Cependant, Kenneth Rosenthal a souligné que le système immunitaire adaptatif, qui est plus développé chez les adultes, aide à contrôler les infections qui échappent à l’immunité innée.

« À l’âge adulte, nous sommes confrontés à la tuberculose, aux champignons, aux infections virales et aux cancers qui nécessitent un contrôle immunitaire spécifique à l’antigène … S’il y a une mémoire immunitaire après la première exposition, cela favorise une protection rapide ».

La tendance habituelle est que les adultes sont moins capables de répondre rapidement à de nouvelles infections après la puberté, mais qu’ils ont des réponses immunitaires efficaces contre les infections déjà rencontrées.

« Nous développons constamment cette réponse protectrice qui nous servira plus tard, et c’est probablement une partie du compromis. Le plus gros problème serait d’être confronté à un tout nouveau virus sorti de nulle part et contre lequel nous n’aurions pas eu la possibilité de développer une réponse », a déclaré le Dr Yonker.

Des études estiment que le système immunitaire d’une personne est fonctionnellement le plus fort avant ou autour de la puberté. Par la suite, le système immunitaire se modifie progressivement dans le cadre d’un déclin de l’immunité lié à l’âge, ou immunosénescence.

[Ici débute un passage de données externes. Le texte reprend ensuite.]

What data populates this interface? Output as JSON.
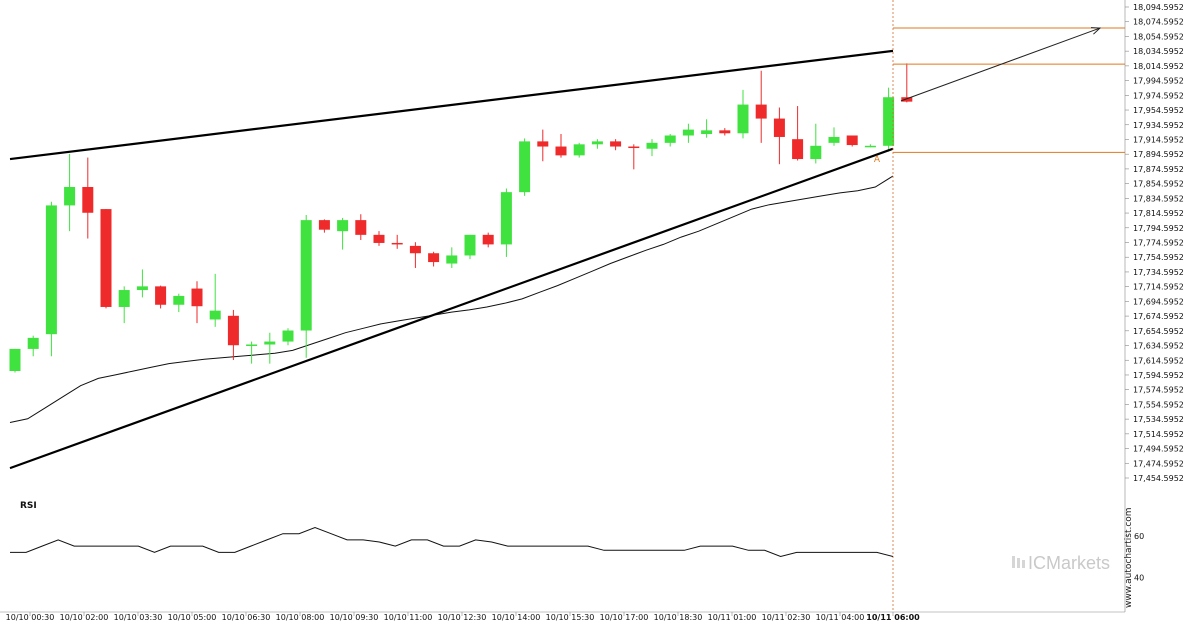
{
  "chart_data": {
    "type": "candlestick",
    "y_ticks": [
      "18,094.5952",
      "18,074.5952",
      "18,054.5952",
      "18,034.5952",
      "18,014.5952",
      "17,994.5952",
      "17,974.5952",
      "17,954.5952",
      "17,934.5952",
      "17,914.5952",
      "17,894.5952",
      "17,874.5952",
      "17,854.5952",
      "17,834.5952",
      "17,814.5952",
      "17,794.5952",
      "17,774.5952",
      "17,754.5952",
      "17,734.5952",
      "17,714.5952",
      "17,694.5952",
      "17,674.5952",
      "17,654.5952",
      "17,634.5952",
      "17,614.5952",
      "17,594.5952",
      "17,574.5952",
      "17,554.5952",
      "17,534.5952",
      "17,514.5952",
      "17,494.5952",
      "17,474.5952",
      "17,454.5952"
    ],
    "x_ticks": [
      "10/10 00:30",
      "10/10 02:00",
      "10/10 03:30",
      "10/10 05:00",
      "10/10 06:30",
      "10/10 08:00",
      "10/10 09:30",
      "10/10 11:00",
      "10/10 12:30",
      "10/10 14:00",
      "10/10 15:30",
      "10/10 17:00",
      "10/10 18:30",
      "10/11 01:00",
      "10/11 02:30",
      "10/11 04:00",
      "10/11 06:00"
    ],
    "ylim": [
      17454.5952,
      18094.5952
    ],
    "candles": [
      {
        "o": 17600,
        "h": 17630,
        "l": 17598,
        "c": 17630
      },
      {
        "o": 17630,
        "h": 17648,
        "l": 17620,
        "c": 17645
      },
      {
        "o": 17650,
        "h": 17830,
        "l": 17620,
        "c": 17825
      },
      {
        "o": 17825,
        "h": 17895,
        "l": 17790,
        "c": 17850
      },
      {
        "o": 17850,
        "h": 17890,
        "l": 17780,
        "c": 17815
      },
      {
        "o": 17820,
        "h": 17820,
        "l": 17685,
        "c": 17687
      },
      {
        "o": 17687,
        "h": 17715,
        "l": 17665,
        "c": 17710
      },
      {
        "o": 17710,
        "h": 17738,
        "l": 17700,
        "c": 17715
      },
      {
        "o": 17715,
        "h": 17716,
        "l": 17685,
        "c": 17690
      },
      {
        "o": 17690,
        "h": 17705,
        "l": 17680,
        "c": 17702
      },
      {
        "o": 17712,
        "h": 17722,
        "l": 17665,
        "c": 17688
      },
      {
        "o": 17670,
        "h": 17732,
        "l": 17660,
        "c": 17682
      },
      {
        "o": 17675,
        "h": 17683,
        "l": 17615,
        "c": 17635
      },
      {
        "o": 17635,
        "h": 17640,
        "l": 17610,
        "c": 17636
      },
      {
        "o": 17636,
        "h": 17652,
        "l": 17610,
        "c": 17640
      },
      {
        "o": 17640,
        "h": 17658,
        "l": 17635,
        "c": 17655
      },
      {
        "o": 17655,
        "h": 17812,
        "l": 17618,
        "c": 17805
      },
      {
        "o": 17805,
        "h": 17806,
        "l": 17788,
        "c": 17792
      },
      {
        "o": 17790,
        "h": 17808,
        "l": 17765,
        "c": 17805
      },
      {
        "o": 17805,
        "h": 17813,
        "l": 17778,
        "c": 17785
      },
      {
        "o": 17785,
        "h": 17790,
        "l": 17770,
        "c": 17774
      },
      {
        "o": 17774,
        "h": 17785,
        "l": 17766,
        "c": 17773
      },
      {
        "o": 17770,
        "h": 17775,
        "l": 17740,
        "c": 17760
      },
      {
        "o": 17760,
        "h": 17762,
        "l": 17742,
        "c": 17748
      },
      {
        "o": 17746,
        "h": 17768,
        "l": 17740,
        "c": 17757
      },
      {
        "o": 17757,
        "h": 17785,
        "l": 17752,
        "c": 17785
      },
      {
        "o": 17785,
        "h": 17788,
        "l": 17768,
        "c": 17772
      },
      {
        "o": 17772,
        "h": 17848,
        "l": 17755,
        "c": 17843
      },
      {
        "o": 17843,
        "h": 17916,
        "l": 17838,
        "c": 17912
      },
      {
        "o": 17912,
        "h": 17928,
        "l": 17885,
        "c": 17905
      },
      {
        "o": 17905,
        "h": 17922,
        "l": 17890,
        "c": 17893
      },
      {
        "o": 17893,
        "h": 17910,
        "l": 17890,
        "c": 17908
      },
      {
        "o": 17908,
        "h": 17915,
        "l": 17902,
        "c": 17912
      },
      {
        "o": 17912,
        "h": 17915,
        "l": 17900,
        "c": 17905
      },
      {
        "o": 17905,
        "h": 17908,
        "l": 17874,
        "c": 17903
      },
      {
        "o": 17902,
        "h": 17915,
        "l": 17892,
        "c": 17910
      },
      {
        "o": 17910,
        "h": 17922,
        "l": 17905,
        "c": 17920
      },
      {
        "o": 17920,
        "h": 17936,
        "l": 17910,
        "c": 17928
      },
      {
        "o": 17922,
        "h": 17942,
        "l": 17917,
        "c": 17927
      },
      {
        "o": 17927,
        "h": 17930,
        "l": 17920,
        "c": 17923
      },
      {
        "o": 17923,
        "h": 17982,
        "l": 17916,
        "c": 17962
      },
      {
        "o": 17962,
        "h": 18008,
        "l": 17910,
        "c": 17943
      },
      {
        "o": 17943,
        "h": 17958,
        "l": 17881,
        "c": 17918
      },
      {
        "o": 17915,
        "h": 17960,
        "l": 17886,
        "c": 17888
      },
      {
        "o": 17888,
        "h": 17936,
        "l": 17882,
        "c": 17906
      },
      {
        "o": 17910,
        "h": 17931,
        "l": 17906,
        "c": 17918
      },
      {
        "o": 17920,
        "h": 17920,
        "l": 17905,
        "c": 17907
      },
      {
        "o": 17906,
        "h": 17908,
        "l": 17904,
        "c": 17906
      },
      {
        "o": 17906,
        "h": 17985,
        "l": 17898,
        "c": 17972
      },
      {
        "o": 17972,
        "h": 18018,
        "l": 17965,
        "c": 17966
      }
    ],
    "ma_line": [
      17530,
      17535,
      17550,
      17565,
      17580,
      17590,
      17595,
      17600,
      17605,
      17610,
      17613,
      17616,
      17618,
      17620,
      17622,
      17624,
      17628,
      17636,
      17644,
      17652,
      17658,
      17664,
      17668,
      17672,
      17676,
      17680,
      17683,
      17687,
      17692,
      17698,
      17707,
      17716,
      17726,
      17736,
      17746,
      17755,
      17764,
      17772,
      17782,
      17790,
      17800,
      17810,
      17820,
      17826,
      17830,
      17834,
      17838,
      17842,
      17845,
      17850,
      17865
    ],
    "rsi_yticks": [
      "60",
      "40"
    ],
    "rsi_ylim": [
      30,
      70
    ],
    "rsi_values": [
      52,
      52,
      55,
      58,
      55,
      55,
      55,
      55,
      55,
      52,
      55,
      55,
      55,
      52,
      52,
      55,
      58,
      61,
      61,
      64,
      61,
      58,
      58,
      57,
      55,
      58,
      58,
      55,
      55,
      58,
      57,
      55,
      55,
      55,
      55,
      55,
      55,
      53,
      53,
      53,
      53,
      53,
      53,
      55,
      55,
      55,
      53,
      53,
      50,
      52,
      52,
      52,
      52,
      52,
      52,
      50
    ],
    "resistance_line": {
      "x_index": [
        0,
        49
      ],
      "y": [
        17888,
        18035
      ]
    },
    "support_line": {
      "x_index": [
        0,
        49
      ],
      "y": [
        17468,
        17902
      ]
    },
    "forecast_arrow": {
      "from": 17967,
      "to": 18066
    },
    "level_lines": [
      18066,
      18017,
      17897
    ],
    "pattern_marker": "A"
  },
  "labels": {
    "rsi_title": "RSI",
    "brand": "ICMarkets",
    "source": "www.autochartist.com"
  },
  "colors": {
    "bull": "#3fe23f",
    "bear": "#ee2a2a",
    "trendline": "#000000",
    "level": "#e0781f",
    "ma": "#111111",
    "grid": "#e5e5e5"
  }
}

Il existe une période « Boucle d’or », ou âge d’or du système immunitaire, qui se situe quelque part entre les deux extrêmes de l’âge », a déclaré le Pr Bali Pulendran.

« Je ne suis pas sûr que nous puissions être aussi précis que de dire que le système immunitaire est à son apogée à la puberté, mais il y a un âge moyen quelque part, et je dirais que c’est vers 12 ou 13 ans, et jusqu’à 30 ans environ, que le système immunitaire peut être décrit comme ce que l’on pourrait appeler son apogée. »

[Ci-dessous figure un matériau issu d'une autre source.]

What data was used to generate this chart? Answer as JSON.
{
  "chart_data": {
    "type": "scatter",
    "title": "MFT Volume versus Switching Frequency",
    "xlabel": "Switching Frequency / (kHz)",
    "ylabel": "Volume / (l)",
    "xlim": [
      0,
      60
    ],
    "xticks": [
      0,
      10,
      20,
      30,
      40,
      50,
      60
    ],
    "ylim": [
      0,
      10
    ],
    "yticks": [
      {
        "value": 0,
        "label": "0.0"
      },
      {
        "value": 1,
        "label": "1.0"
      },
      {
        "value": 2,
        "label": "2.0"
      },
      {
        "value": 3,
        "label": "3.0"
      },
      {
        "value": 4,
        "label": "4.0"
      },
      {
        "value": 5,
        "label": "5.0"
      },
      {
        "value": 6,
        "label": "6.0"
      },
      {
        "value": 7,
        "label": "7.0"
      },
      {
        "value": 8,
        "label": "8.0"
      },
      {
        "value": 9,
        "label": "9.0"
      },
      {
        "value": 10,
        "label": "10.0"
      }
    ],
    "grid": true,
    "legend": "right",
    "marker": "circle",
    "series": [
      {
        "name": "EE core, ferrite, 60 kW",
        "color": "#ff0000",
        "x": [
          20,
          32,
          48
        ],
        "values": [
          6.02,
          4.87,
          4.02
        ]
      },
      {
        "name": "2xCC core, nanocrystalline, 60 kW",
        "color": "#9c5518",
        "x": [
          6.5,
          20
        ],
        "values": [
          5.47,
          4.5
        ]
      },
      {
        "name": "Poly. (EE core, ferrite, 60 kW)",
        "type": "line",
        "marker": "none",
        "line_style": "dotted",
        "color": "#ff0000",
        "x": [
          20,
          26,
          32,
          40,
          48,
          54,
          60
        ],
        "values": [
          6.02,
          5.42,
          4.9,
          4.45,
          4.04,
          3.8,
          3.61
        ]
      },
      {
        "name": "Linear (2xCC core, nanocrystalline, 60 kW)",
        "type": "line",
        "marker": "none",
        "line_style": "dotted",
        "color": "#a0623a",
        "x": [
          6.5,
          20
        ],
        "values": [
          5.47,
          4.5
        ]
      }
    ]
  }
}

Pendant l’immunosénescence, le thymus, qui produit les cellules T adaptatives, devient moins actif et commence à rétrécir.

Ce phénomène est également lié à une augmentation des cellules immunitaires innées immunosuppressives.

Les cellules immunitaires adaptatives sont affectées de la même manière. Les cellules de la mémoire immunitaire augmentent avec l’âge, assurant une protection à long terme contre les agents pathogènes déjà rencontrés. Cependant, les cellules T et B naïves diminuent, ce qui signifie qu’il y en a moins en réserve pour la formation de nouvelles cellules mémoires lorsqu’une personne est exposée à de nouveaux agents pathogènes.

Les maladies chroniques et les mauvaises habitudes de vie peuvent accélérer le vieillissement du système immunitaire, et la résilience acquise dans la jeunesse s’épuise progressivement jusqu’à l’âge de 50 ans environ, lorsque le risque d’infection et de conséquences plus graves devient de plus en plus évident. Cependant, de nombreuses études suggèrent que l’exercice physique régulier, une alimentation nutritive et un état d’esprit sain peuvent contribuer à prévenir l’inflammation et l’immunosénescence.